Wells Fargo Warns Of More Potential Scandal Victims

The bank, which is the nation’s third-largest lender, had said 2.1 million customers could have had checking and credit card accounts opened in their name without their knowledge over the course of several years.
The company said it was expanded its review to identify any customers who had been impacted by the scandal.
In a 10-K filing with the U.S. Securities and Exchange Commission, the search goes back to 2009 until September 2016. A continuous look of customer data could turn up additional affected customers. In another filing, the bank said the review findings should be released before the yearly meeting set for April 25.
The bank settled the matter for $185 million in September, noting how many customers had been affected. This lead to various internal reviews, lawsuits and government investigations.

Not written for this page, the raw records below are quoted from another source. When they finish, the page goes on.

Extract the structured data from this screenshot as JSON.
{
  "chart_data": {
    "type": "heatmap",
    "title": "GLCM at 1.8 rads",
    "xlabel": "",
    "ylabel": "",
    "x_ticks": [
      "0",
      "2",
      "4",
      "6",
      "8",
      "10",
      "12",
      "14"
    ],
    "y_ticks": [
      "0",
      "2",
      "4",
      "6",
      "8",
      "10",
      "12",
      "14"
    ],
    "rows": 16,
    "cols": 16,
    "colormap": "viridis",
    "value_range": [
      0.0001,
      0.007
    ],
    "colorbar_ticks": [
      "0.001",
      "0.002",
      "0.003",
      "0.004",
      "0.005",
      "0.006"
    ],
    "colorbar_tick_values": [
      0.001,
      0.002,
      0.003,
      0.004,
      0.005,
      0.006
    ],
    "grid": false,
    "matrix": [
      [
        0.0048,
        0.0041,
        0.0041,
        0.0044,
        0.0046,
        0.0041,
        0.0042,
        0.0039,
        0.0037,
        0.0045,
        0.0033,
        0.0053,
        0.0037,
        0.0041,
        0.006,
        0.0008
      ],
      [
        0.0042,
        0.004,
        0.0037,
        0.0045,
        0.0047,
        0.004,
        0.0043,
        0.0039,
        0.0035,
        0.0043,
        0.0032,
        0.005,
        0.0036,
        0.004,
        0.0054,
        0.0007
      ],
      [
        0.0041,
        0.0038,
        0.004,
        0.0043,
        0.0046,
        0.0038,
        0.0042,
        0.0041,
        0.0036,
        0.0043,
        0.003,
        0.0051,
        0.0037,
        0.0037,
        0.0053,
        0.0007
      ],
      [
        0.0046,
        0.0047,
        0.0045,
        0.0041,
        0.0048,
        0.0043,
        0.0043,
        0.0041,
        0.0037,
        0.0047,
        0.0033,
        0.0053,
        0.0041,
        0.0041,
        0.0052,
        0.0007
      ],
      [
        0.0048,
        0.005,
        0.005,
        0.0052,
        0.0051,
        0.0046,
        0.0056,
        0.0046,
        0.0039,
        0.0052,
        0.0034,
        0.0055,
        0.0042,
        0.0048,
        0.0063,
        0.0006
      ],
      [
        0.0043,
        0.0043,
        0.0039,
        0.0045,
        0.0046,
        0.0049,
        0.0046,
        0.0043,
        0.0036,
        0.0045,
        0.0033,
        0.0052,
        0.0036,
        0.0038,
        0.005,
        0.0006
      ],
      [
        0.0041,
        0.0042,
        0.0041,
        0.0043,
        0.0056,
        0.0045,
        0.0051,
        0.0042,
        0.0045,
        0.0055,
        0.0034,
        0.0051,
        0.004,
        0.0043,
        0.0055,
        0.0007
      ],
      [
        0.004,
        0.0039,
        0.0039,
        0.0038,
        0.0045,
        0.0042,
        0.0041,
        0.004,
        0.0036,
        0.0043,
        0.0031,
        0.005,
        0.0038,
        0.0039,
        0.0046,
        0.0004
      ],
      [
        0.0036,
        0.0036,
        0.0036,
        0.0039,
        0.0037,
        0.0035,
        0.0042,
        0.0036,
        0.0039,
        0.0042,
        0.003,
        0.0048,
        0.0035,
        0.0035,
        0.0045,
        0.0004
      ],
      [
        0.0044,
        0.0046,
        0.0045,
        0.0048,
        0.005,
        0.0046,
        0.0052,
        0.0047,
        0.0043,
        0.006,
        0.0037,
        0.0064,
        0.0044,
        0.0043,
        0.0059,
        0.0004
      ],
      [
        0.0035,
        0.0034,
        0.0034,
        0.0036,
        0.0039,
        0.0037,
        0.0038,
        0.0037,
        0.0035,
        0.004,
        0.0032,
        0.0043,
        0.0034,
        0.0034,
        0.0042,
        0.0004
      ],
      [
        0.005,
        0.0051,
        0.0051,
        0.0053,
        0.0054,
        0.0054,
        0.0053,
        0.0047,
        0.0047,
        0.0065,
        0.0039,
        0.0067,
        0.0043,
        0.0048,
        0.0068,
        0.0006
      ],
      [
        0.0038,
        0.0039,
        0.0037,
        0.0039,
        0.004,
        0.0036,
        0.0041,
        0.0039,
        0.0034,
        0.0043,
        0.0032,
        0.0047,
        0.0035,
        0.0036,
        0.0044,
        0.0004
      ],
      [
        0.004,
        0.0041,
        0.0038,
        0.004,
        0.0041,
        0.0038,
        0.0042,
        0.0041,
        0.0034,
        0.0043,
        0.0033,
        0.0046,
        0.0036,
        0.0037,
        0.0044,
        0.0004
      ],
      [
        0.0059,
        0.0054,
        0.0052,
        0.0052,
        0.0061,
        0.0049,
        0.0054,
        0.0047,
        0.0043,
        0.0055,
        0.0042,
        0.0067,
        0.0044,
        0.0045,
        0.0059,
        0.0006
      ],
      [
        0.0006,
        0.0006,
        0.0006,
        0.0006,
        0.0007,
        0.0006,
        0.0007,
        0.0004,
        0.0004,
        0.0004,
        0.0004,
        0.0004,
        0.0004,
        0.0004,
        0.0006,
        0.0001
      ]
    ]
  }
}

It damaged the bank’s reputation.
Many employees were terminated over accusations of customers abuses, which were instigated from the aggressive sales targets managers had enforced. John Stumpf was the CEO for Wells at the time and left the bank after the scandal.
Since then, the company has worked hard to repair the damage was done – customers taking a hit on the credit scores or being charged for fees they didn’t really owe.
The company, which is based in San Francisco, said no other remediation efforts would have a major financial impact but said the review could result in more regulatory and legal proceedings and other negative outcomes.
Eight senior-level executives will not be getting their 2016 cash bonuses. Four mid-level executives were also fired from their jobs during the probe.